In Genesis 22 there is a rather terse account of God commanding Abraham to offer his son Isaac as a burnt offering. Abraham makes the preparations, takes Isaac and two servants and sets out as directed by God. After three days they arrive at a mountain in the land of Moriah. Leaving the servants with the donkey, Abraham and Isaac set out to climb the mountain. It was at this point Isaac asked an obvious question. “My father!” And he said, “Here am I, my son.” He said, “Behold, the fire and the wood, but where is the lamb for a burnt offering?” Abraham replies: “God will provide for himself the lamb for a burnt offering, my son.” Centuries later Jesus was crucified on the same mountain.
It is a difficult account to understand. We are told nothing of Sarah’s reaction, Abraham’s thoughts about God’s command, or Isaac’s reaction when his father bound him ready for sacrifice. It flies in the face of everything we know from the OT about God: who rejected the Jews angrily, when they practised child sacrifice following the ways of their neighbours. Jeremiah 7:30-31.
In itself the account is troubling. The finale; the ‘Angel of the Lord’ calling to Abraham to stay his hand, the ram with its horns caught in a thicket, what can all this mean. Centuries later; a crucified Messiah, wearing a crown of thorns, died on the same Mountain; that is a revelation.
Abraham was a man of faith; he believed God and it was counted to him as righteousness. When God gave him a command: which was beyond his comprehension; he obeyed. He didn’t try to reason with God, or argue with Him.
(Earlier in Genesis he did argue as they looked down onto the plain of Sodom. Genesis 18.) Abraham obeyed God’s command without delay; even though it seemed to contradict all that God had promised earlier. Genesis 17:19.
Anyone familiar with the OT and reading the NT will see the pattern which flows from Genesis 1 through to Revelation 22. God’s planning is immaculate: but frequently unseen by people at the time.
Many of us, can look back on past events in our lives; some of them very difficult, and see God’s hand in what happened. At the time we had no idea what was happening or why. We might have questioned and pleaded with God, but our prayers were seemingly unanswered.

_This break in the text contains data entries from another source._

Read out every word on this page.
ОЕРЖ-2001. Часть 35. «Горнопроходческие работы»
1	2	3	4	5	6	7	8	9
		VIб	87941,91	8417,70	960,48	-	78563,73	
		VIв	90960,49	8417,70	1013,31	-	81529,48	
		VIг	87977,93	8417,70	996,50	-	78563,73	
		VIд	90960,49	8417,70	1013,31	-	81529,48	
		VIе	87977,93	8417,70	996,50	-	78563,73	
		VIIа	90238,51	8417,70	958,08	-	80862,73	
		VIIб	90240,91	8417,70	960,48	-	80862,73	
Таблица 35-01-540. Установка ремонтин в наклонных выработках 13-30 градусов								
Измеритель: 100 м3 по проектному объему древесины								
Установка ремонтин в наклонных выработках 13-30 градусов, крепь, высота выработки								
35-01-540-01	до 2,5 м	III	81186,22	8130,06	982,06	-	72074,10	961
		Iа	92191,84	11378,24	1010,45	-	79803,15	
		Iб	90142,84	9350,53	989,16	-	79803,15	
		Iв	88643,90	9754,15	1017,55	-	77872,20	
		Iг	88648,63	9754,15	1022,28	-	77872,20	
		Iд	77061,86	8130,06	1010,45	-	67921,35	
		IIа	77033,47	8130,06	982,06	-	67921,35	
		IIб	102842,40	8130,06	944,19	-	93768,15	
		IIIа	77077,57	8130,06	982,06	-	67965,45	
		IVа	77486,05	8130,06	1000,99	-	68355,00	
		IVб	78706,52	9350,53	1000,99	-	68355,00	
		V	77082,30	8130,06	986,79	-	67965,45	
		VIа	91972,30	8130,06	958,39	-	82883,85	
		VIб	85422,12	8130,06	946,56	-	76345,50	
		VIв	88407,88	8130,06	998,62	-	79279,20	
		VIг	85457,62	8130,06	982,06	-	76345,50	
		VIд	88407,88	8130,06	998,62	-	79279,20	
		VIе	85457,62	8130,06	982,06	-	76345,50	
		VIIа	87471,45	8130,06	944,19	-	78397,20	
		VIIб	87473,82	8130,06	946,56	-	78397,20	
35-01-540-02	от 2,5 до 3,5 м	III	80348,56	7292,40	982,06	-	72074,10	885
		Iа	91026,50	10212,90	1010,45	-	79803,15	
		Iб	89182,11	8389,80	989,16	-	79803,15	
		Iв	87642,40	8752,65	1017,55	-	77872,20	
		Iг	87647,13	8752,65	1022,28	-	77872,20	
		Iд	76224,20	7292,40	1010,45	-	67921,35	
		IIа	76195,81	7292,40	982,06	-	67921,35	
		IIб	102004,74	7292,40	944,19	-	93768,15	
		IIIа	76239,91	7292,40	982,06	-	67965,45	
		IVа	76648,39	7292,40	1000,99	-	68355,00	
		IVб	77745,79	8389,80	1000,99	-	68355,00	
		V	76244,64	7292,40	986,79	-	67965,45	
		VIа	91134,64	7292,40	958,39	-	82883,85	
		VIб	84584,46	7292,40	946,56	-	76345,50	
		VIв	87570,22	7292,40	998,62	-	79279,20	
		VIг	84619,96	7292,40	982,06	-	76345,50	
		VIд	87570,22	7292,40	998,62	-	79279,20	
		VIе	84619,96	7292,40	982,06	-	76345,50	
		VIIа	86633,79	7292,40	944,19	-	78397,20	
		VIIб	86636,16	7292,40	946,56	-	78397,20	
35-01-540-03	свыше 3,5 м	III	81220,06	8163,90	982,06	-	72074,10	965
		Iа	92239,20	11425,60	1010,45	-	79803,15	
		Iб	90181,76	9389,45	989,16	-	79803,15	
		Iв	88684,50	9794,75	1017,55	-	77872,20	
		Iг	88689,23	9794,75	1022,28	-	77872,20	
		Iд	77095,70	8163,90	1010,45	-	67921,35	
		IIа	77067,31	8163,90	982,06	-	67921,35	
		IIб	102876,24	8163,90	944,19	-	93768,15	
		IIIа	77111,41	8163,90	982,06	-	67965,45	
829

Our persistent need to understand everything before we act, can be a huge barrier to serving God faithfully. (It might even betray a lack of trust on our part!)
Another story from the bible of people obeying without understanding can be found in John 2. I’m sure we are all familiar with the first miracle in the gospel, of Jesus changing water into wine. After the short discourse between Jesus and his mother; in which Jesus didn’t seem too willing to get involved. Mary said to the servants; “Do whatever he tells you.”
Jesus tells the servants to fill six stone water jars with water: each held between 20-30 gallons. They did. Jesus told them to take some of the water they had put in the stone jars and take it to the master of ceremonies. He would have been a significant figure, entrusted with ensuring everything went according to plan.
What went through the servant’s minds as they drew water from a stone jar, normally holding water used for ceremonial washing, and took it to the man in charge. Did he have a sense of humour? How would they explain taking him water when he expected wine? Would he be offended? Did he have a temper?
You all know what happened. If you don’t, read it for yourself. John’s gospel chapter 2.
Not knowing the end, doesn’t mean we cannot act now. We are called to follow Jesus; literally this means being obedient to his teaching and example. We may find ourselves in a situation where obedience is costly. Jesus said to his followers; “Take up your cross daily, and follow me.” Luke 9:23
In John 14:21 there is a statement and three tremendous promises from Jesus: Whoever has my commandments and keeps them, he it is who loves me. And he who loves me will be loved by my Father, and I will love him and manifest myself to him.”